Tuesday, November 29, 2011

Warned, Repeatedly

"We have been here before. But this time it's much more serious. The government has taken a very stern view. It's not quite clear at this stage what more Pakistani authorities can do, apart from suspending supplies to NATO forces in Afghanistan.? Farzana Sheikh, associate fellow, Asia program, Chatham House, London

Well, how about retaliation? This is what steaming mad Pakistan is hinting at. Retaliation? This time, an up-front attack on U.S. troops, rather than the usual covert attacks presumably emanating from Pakistani Taliban, but ably led by the Pakistani military. Which is precisely what occurred to begin with, to elicit a counter-attack by NATO forces.

Despite the outraged howls of denial by Islamabad and the military, this was no unprovoked, mindless attack by NATO forces. It was a response, called in by Afghan military forces that were being bombarded across the border from Pakistan. NATO doesn't do a bad job at all, in its military expertise-and-response, in pinpointing the precise area where attacks come from.

As it did on this occasion, much to the chagrined anger of the regime, who now claim through Prime Minister Yusuf Raza Gilani that "Business as usual will not be there. We have to have something bigger so as to satisfy my nation." The humiliation, the insult to the honour and the sensitive sovereignty of Pakistan, a proud, nuclear-owning, terrorist-clinging-supporting state is simply insuperable.

Insult after assault, assault after interminable insults. Forcing a face-loosing assault on a proud nation by mounting an intrepid undercover attack on Osama bin Laden's look-alike who just happened to be living unobtrusively adjacent a prime elite military training barracks. And now, this intolerable attack on the sovereign authority of the country.

Pakistan certainly has its defenders, who are simply aghast at this turn of events. China has declared itself to be "deeply shocked". And it takes quite a lot to deeply shock culture-and- sovereignty-sensitive China.
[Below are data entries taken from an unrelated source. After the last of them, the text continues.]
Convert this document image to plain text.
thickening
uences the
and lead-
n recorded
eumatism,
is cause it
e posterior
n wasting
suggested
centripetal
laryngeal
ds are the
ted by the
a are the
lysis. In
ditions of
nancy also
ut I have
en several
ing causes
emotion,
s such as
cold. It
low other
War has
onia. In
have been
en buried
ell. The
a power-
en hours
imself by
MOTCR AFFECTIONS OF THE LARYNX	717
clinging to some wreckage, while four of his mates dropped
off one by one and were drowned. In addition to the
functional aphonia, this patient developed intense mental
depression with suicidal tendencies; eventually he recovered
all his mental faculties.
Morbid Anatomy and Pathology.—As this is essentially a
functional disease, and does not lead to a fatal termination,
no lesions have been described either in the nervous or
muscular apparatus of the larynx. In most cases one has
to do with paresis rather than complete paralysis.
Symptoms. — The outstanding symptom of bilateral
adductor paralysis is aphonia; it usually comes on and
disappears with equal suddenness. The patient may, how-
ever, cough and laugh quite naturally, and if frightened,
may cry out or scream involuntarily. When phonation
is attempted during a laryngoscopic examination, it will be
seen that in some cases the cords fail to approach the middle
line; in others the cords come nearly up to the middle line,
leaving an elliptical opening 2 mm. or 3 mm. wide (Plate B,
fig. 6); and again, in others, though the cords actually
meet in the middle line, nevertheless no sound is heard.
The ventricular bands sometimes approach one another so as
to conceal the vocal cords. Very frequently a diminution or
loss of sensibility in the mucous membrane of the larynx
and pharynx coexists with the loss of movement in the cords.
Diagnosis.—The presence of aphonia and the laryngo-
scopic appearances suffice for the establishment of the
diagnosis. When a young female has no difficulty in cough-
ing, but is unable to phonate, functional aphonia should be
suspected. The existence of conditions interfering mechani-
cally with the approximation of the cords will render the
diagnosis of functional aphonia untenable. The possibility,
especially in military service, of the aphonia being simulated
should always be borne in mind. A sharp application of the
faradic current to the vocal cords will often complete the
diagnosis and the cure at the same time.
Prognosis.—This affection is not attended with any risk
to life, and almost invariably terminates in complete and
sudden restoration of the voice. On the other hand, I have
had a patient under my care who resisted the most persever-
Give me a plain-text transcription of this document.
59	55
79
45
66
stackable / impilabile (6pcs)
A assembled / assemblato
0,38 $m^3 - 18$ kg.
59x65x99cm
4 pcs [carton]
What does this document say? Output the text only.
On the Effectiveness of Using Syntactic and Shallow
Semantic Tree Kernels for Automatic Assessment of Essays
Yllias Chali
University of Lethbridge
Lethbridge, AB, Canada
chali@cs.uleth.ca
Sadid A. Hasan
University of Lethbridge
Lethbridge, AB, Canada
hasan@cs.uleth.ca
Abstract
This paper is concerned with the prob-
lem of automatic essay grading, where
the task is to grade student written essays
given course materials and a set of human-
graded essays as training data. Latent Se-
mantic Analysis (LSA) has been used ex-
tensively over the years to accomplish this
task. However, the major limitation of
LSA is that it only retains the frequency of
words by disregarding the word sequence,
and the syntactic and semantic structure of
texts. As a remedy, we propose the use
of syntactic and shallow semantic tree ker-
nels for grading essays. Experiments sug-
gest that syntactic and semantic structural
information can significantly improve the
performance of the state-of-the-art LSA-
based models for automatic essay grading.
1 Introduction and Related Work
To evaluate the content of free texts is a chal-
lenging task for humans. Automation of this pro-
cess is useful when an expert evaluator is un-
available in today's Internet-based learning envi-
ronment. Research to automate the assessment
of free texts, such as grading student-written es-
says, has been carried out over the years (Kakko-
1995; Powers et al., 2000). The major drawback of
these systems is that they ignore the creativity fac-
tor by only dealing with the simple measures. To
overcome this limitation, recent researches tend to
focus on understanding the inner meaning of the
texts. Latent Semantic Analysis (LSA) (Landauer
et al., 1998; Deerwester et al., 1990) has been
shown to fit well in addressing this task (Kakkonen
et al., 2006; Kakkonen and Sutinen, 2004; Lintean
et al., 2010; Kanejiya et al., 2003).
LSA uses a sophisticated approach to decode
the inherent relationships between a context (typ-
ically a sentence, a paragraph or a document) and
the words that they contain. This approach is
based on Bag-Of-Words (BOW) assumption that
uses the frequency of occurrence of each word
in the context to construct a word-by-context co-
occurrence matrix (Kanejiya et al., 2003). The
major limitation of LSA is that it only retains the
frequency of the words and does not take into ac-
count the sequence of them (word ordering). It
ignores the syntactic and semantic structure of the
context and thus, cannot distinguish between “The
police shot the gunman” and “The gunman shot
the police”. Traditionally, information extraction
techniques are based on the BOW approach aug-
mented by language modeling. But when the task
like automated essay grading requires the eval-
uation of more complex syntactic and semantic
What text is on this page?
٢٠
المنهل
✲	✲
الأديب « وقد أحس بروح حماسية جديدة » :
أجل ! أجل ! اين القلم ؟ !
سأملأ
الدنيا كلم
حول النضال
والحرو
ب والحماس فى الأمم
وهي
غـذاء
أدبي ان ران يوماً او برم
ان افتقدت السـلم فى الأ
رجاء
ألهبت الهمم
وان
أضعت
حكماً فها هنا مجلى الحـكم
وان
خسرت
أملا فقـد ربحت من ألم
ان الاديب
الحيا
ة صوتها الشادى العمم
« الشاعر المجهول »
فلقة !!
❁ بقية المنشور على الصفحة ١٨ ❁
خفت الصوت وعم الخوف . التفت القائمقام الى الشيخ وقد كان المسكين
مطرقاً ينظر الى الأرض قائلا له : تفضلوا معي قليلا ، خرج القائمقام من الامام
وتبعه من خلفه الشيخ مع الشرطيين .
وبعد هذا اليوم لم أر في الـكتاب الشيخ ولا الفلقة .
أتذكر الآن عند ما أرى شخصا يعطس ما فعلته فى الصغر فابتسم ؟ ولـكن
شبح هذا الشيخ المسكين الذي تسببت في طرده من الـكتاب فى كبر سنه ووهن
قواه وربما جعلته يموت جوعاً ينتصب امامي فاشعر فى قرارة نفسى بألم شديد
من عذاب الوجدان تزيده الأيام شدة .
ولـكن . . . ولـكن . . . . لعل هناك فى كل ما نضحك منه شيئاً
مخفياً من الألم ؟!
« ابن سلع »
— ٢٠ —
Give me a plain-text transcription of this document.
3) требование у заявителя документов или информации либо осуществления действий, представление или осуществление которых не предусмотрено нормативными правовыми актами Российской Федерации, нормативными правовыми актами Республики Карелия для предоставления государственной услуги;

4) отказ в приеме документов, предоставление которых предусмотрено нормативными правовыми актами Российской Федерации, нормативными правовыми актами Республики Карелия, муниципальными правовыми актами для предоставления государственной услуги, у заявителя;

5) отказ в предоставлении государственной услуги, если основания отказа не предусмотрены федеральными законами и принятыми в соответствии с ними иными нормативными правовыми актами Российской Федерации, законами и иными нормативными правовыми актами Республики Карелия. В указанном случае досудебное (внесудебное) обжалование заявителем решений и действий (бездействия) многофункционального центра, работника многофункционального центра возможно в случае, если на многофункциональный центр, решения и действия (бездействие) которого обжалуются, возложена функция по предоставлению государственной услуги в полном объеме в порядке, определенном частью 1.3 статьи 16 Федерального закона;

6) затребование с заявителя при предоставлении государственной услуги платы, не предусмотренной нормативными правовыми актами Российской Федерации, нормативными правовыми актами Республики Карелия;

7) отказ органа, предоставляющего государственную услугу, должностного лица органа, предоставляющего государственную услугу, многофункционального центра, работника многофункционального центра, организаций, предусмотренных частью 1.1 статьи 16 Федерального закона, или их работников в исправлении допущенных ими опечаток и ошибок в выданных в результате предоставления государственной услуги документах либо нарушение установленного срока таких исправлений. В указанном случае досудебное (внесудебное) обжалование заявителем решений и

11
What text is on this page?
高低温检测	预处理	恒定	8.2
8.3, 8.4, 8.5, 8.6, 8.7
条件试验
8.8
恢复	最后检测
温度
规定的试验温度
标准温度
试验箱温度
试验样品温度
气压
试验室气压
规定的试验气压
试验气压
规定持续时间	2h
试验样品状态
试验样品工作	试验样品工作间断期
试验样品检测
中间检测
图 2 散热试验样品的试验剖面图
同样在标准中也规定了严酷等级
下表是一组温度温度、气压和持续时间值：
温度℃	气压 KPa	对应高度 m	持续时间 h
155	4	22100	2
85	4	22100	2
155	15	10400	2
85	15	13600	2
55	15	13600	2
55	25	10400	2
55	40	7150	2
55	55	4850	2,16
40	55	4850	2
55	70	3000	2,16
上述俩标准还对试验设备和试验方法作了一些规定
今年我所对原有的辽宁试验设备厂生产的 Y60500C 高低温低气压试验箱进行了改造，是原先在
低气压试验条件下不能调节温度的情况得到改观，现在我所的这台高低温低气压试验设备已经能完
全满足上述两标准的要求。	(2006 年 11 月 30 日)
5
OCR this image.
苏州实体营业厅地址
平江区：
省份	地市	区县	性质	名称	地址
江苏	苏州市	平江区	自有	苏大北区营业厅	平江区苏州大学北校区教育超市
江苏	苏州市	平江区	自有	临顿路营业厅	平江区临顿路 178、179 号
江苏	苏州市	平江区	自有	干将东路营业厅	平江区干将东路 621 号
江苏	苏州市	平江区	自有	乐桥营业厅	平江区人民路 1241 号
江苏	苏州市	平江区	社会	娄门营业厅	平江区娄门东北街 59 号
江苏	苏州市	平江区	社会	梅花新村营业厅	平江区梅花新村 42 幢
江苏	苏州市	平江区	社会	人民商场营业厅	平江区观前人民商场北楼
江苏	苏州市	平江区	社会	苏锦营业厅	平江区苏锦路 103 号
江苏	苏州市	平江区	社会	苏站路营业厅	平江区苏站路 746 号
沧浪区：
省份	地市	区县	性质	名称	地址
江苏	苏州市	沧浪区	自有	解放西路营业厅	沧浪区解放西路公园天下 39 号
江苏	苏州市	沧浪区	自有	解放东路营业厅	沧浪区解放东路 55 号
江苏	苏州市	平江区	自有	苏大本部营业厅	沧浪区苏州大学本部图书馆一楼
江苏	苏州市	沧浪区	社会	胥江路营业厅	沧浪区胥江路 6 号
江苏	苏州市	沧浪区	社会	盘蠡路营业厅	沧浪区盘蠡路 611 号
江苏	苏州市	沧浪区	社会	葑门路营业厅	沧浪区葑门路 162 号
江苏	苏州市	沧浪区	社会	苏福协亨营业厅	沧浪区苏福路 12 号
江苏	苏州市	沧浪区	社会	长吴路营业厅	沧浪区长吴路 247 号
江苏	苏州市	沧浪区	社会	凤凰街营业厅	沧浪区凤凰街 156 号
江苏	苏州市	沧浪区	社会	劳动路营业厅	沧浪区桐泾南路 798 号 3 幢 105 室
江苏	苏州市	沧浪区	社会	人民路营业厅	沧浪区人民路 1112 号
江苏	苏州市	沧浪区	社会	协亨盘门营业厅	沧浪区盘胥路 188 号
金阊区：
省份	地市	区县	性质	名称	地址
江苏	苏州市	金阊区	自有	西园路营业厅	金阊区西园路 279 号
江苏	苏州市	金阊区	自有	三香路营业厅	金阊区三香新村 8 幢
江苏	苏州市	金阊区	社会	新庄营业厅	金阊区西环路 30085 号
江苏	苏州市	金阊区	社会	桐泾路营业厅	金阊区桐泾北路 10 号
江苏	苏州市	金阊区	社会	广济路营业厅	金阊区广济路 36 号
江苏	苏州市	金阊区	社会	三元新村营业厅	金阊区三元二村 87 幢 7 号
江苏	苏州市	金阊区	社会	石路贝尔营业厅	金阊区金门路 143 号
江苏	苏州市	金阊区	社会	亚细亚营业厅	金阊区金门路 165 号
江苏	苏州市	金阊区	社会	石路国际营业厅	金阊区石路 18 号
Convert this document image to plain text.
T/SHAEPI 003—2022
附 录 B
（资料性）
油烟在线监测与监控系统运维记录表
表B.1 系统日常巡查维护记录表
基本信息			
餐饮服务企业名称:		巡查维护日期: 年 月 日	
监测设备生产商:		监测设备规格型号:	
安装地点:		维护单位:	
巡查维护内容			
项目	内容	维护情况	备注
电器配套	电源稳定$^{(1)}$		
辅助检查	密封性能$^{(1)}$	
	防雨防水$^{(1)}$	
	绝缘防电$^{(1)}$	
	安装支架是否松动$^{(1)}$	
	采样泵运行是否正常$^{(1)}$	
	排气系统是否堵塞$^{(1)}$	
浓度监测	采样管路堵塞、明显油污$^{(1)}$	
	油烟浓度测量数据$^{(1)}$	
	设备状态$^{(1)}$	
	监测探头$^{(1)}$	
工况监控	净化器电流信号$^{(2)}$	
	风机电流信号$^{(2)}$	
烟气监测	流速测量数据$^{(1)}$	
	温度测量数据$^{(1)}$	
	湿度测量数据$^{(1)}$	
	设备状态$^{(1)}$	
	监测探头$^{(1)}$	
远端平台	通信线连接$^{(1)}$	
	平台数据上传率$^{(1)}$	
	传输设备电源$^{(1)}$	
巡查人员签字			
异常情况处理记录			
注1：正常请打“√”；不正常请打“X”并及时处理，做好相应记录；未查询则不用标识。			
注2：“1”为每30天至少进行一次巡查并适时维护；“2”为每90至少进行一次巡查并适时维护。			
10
As for Russia, whose own peril-laden invasion of Afghanistan ended with its maimed troops limping back to the motherland defeated, Russia expressed its view that it was simply "unacceptable" to violate the sovereignty of states, even, they emphasized, when on the prowl for "terrorists".

Russia knows all about hunting for terrorists; it has them galore in Chechnya, which it handles thoughtfully with sensitive gloves of kid leather. And, oh yes, that little spat with Georgia over South Ossetia and Abkhazia, in 2008, that too. But of course, that was then, this is now, is it not? But all is certainly not lost. Cash infusions always help to ameliorate hurt feelings.

And the U.S. withdrawing its billions in treasury promises for Pakistan is surely equal to the threat of its removal as an ally in the fight against terrorism? The United States and NATO remain anxious to enlist Pakistan's co-operation in 'pacifying' Afghanistan. Which isn't likely to happen as long as Pakistan continues to support the Taliban whom they directed in their mission in Afghanistan.

So this remains an interesting stand-off. One that fairly well represents the usual tide of events that occur between Western states and those of nations governed largely by growing swells of Islamism.